I have indulged myself in these remarks, to show that I have little expectation of success from any mode of carrying the article in question into execution upon equitable principles. I owe it, however, to myself, to declare, that my opposition did not arise from this source. The Confederation has pointed out this mode; and, though I would heartily join in a representation of the difficulties (of which every man of sense must be sensible on examination) that occur in the execution of the plan, to induce the States to consent to a change, yet, as this was not the disposition of a majority of Congress, I would have assented to any mode of attempting it which was not either obviously mischievous or impracticable.
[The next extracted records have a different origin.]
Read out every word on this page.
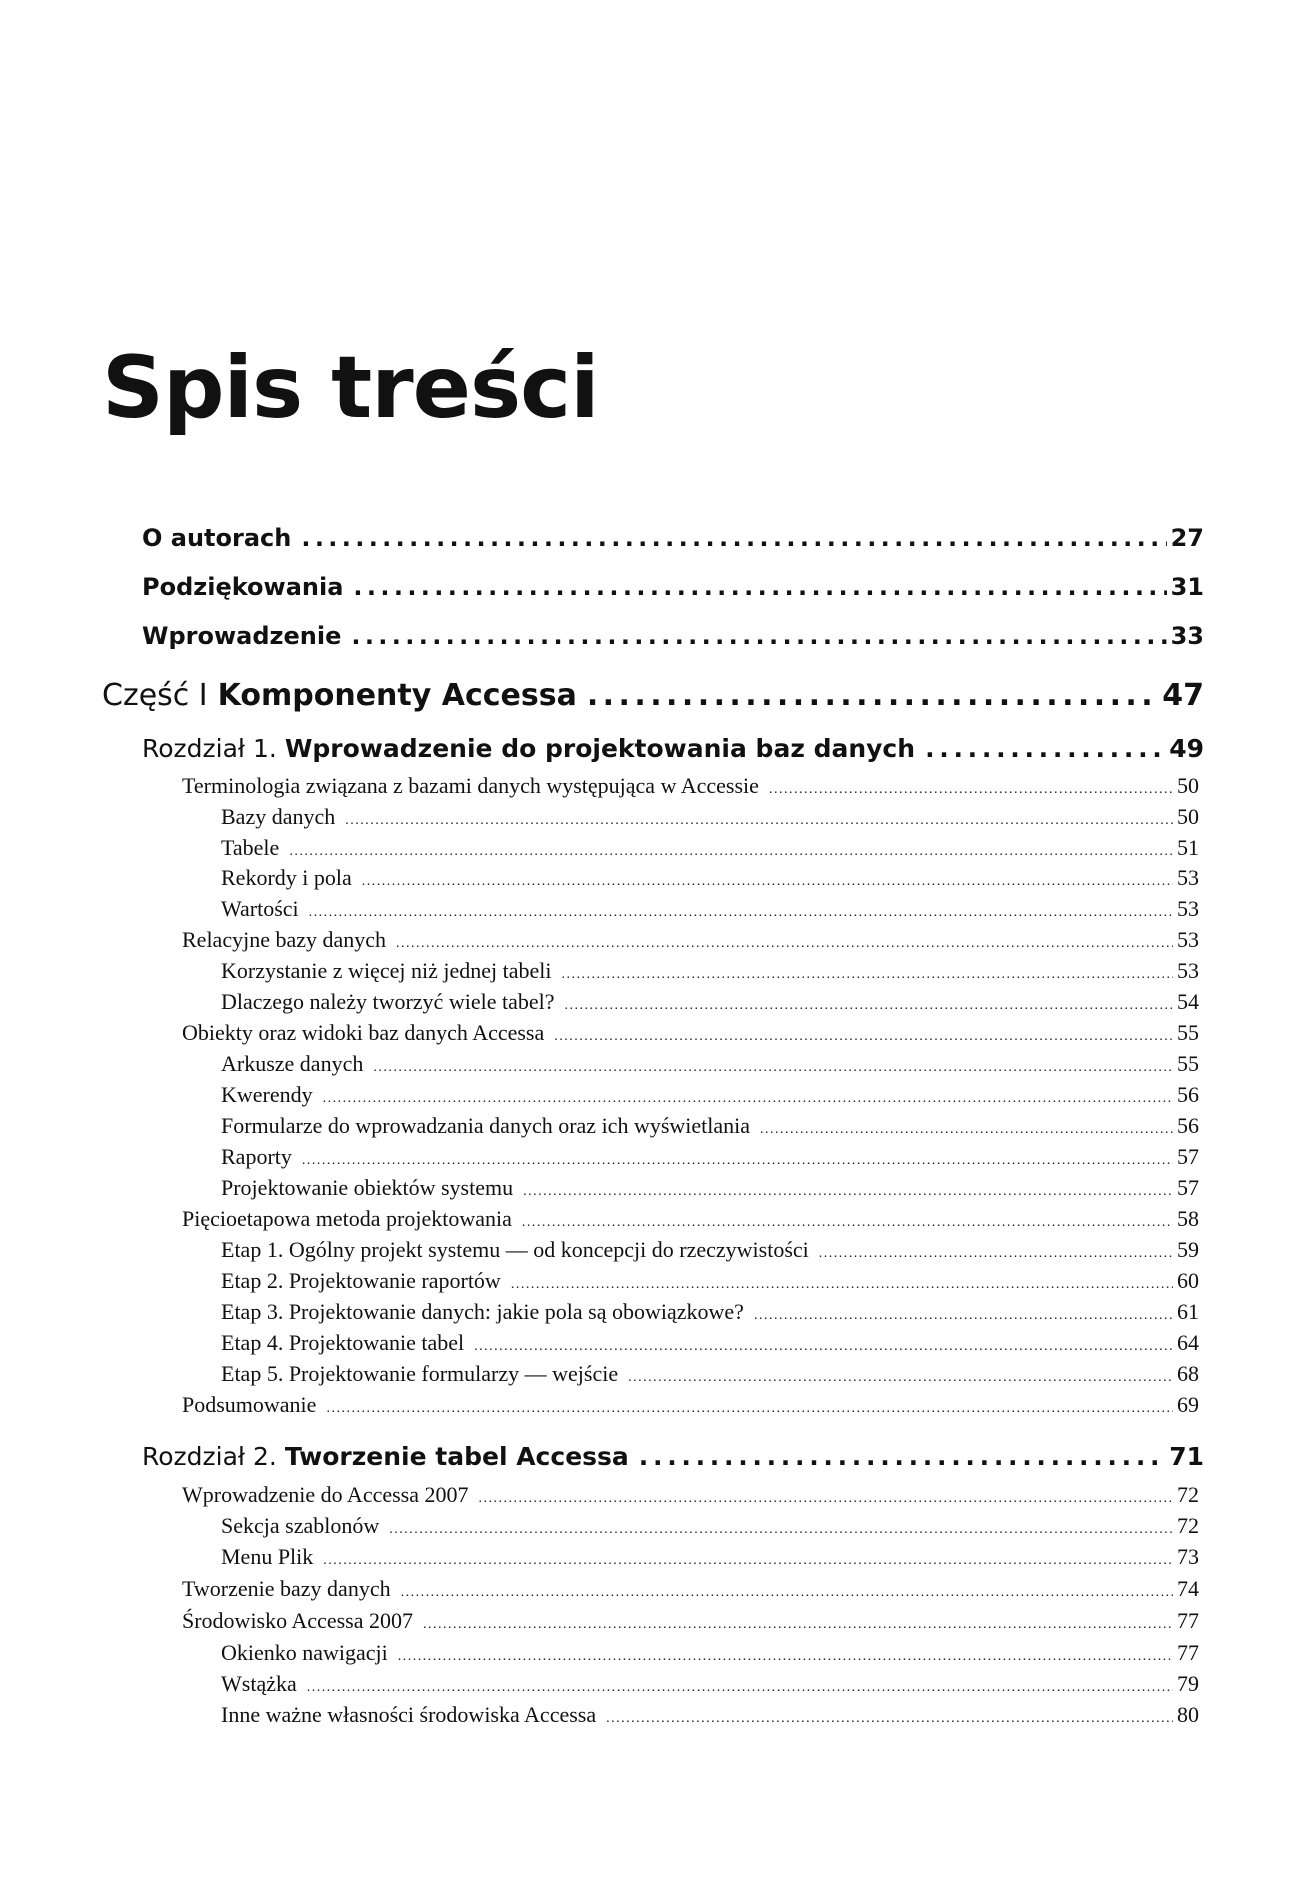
Spis treści
O autorach . . .	27
Podziękowania . . .	31
Wprowadzenie . . .	33
Część I Komponenty Accessa . . .	47
Rozdział 1. Wprowadzenie do projektowania baz danych . . .	49
Terminologia związana z bazami danych występująca w Accessie . . .	50
Bazy danych . . .	50
Tabele . . .	51
Rekordy i pola . . .	53
Wartości . . .	53
Relacyjne bazy danych . . .	53
Korzystanie z więcej niż jednej tabeli . . .	53
Dlaczego należy tworzyć wiele tabel? . . .	54
Obiekty oraz widoki baz danych Accessa . . .	55
Arkusze danych . . .	55
Kwerendy . . .	56
Formularze do wprowadzania danych oraz ich wyświetlania . . .	56
Raporty . . .	57
Projektowanie obiektów systemu . . .	57
Pięcioetapowa metoda projektowania . . .	58
Etap 1. Ogólny projekt systemu — od koncepcji do rzeczywistości . . .	59
Etap 2. Projektowanie raportów . . .	60
Etap 3. Projektowanie danych: jakie pola są obowiązkowe? . . .	61
Etap 4. Projektowanie tabel . . .	64
Etap 5. Projektowanie formularzy — wejście . . .	68
Podsumowanie . . .	69
Rozdział 2. Tworzenie tabel Accessa . . .	71
Wprowadzenie do Accessa 2007 . . .	72
Sekcja szablonów . . .	72
Menu Plik . . .	73
Tworzenie bazy danych . . .	74
Środowisko Accessa 2007 . . .	77
Okienko nawigacji . . .	77
Wstążka . . .	79
Inne ważne własności środowiska Accessa . . .	80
The first plan proposed, as your Excellency will see, was an actual valuation of each State by itself. This was evidently making the interested party judge in his own cause. Those who have seen the operation of this principle between the counties in the same State, and the districts in the same county, cannot doubt a moment that the valuations on this plan would have been altogether unequal and unjust. Without supposing more liberality in one State than another, the degree of care, judgment, and method, employed in the execution, would alone make extreme differences in the results.
This mode has, also, the further inconvenience of awakening all the jealousies of the several States against each other. Each would suspect that its neighbor had favored itself, whether the partiality appeared or not. It would be impossible to silence these distrusts, and to make the States sit down satisfied with the justice of each other. Every new requisition for money would be a new signal for discussion and clamor; and the seeds of disunion, already sown too thick, would not be a little multiplied.
To guard against these evils, the plan proposes a revision by Congress; but it is easy to be seen that such a power could not be exercised. Should any States return defective valuations, it would be difficult to find sufficient evidence to determine them such. To alter would not be admissible; for Congress could have no data which could be presumed equivalent to those which must have governed the judgment of commissioners under oath, or an actual view of the premises. To do either this, or to reject, would be an impeachment of the honor of the States, which it is not probable there would be decision enough to hazard; and which, if done, could not fail to excite serious disgusts. There is a wide difference between a single State exercising such a power over its own counties, and a Confederated Government exercising it over sovereign States which compose the Confederacy. It might also happen, that too many States would be interested in the defective valuations, to leave a sufficient number willing, either to alter or to reject.
These considerations prevailed to prevent the plan being adopted by a majority.
The last plan may be less mischievous than the first; but it appears to me altogether ineffectual. The mere quantity of land granted and surveyed, with the general species of buildings upon them, can certainly be no criteria to determine their value. The plan does not even distinguish the improved from the unimproved land; the qualities of soil, or degrees of improvement: the quantities of the houses and other buildings, are entirely omitted. These, it seems, are to be judged of by the commissioners to be appointed by each State. But I am unable to conceive, how any commissioner can form the least estimate of these circumstances with respect even to his own State, much less with respect to other States, which would be necessary to establish a just relative value. If even there was a distinction of improved from unimproved land, by supposing an intrinsic value in the land, and adopting general rates, something nearer the truth might be attained; but it must now be all conjecture and uncertainty.
The numbers of inhabitants, distinguishing white from black, are called for. This is not only totally foreign to the Confederation, but can answer no reasonable purpose. It has been said, that the proportion of numbers may guide and correct the estimates. An assertion, purely verbal, has no meaning. A judgment must first be formed of the value of the lands upon some principles. If this should be altered by the proportion of numbers, it is plain numbers would be substituted to land.
Another objection to this plan is, that it lets in the particular interests of the States, to operate in the returns of the quantities of land, number of buildings, and number of inhabitants. But the principle of this objection applies less forcibly here than against the former plan.
Whoever will consider the plain import of the eighth article of the Confederation, must be convinced, that it intended an actual and specific valuation of land, buildings, and improvements, not a mere general estimate, according to the present plan. While we insist, therefore, upon adhering to the Confederation, we should do it in reality, not barely in appearance.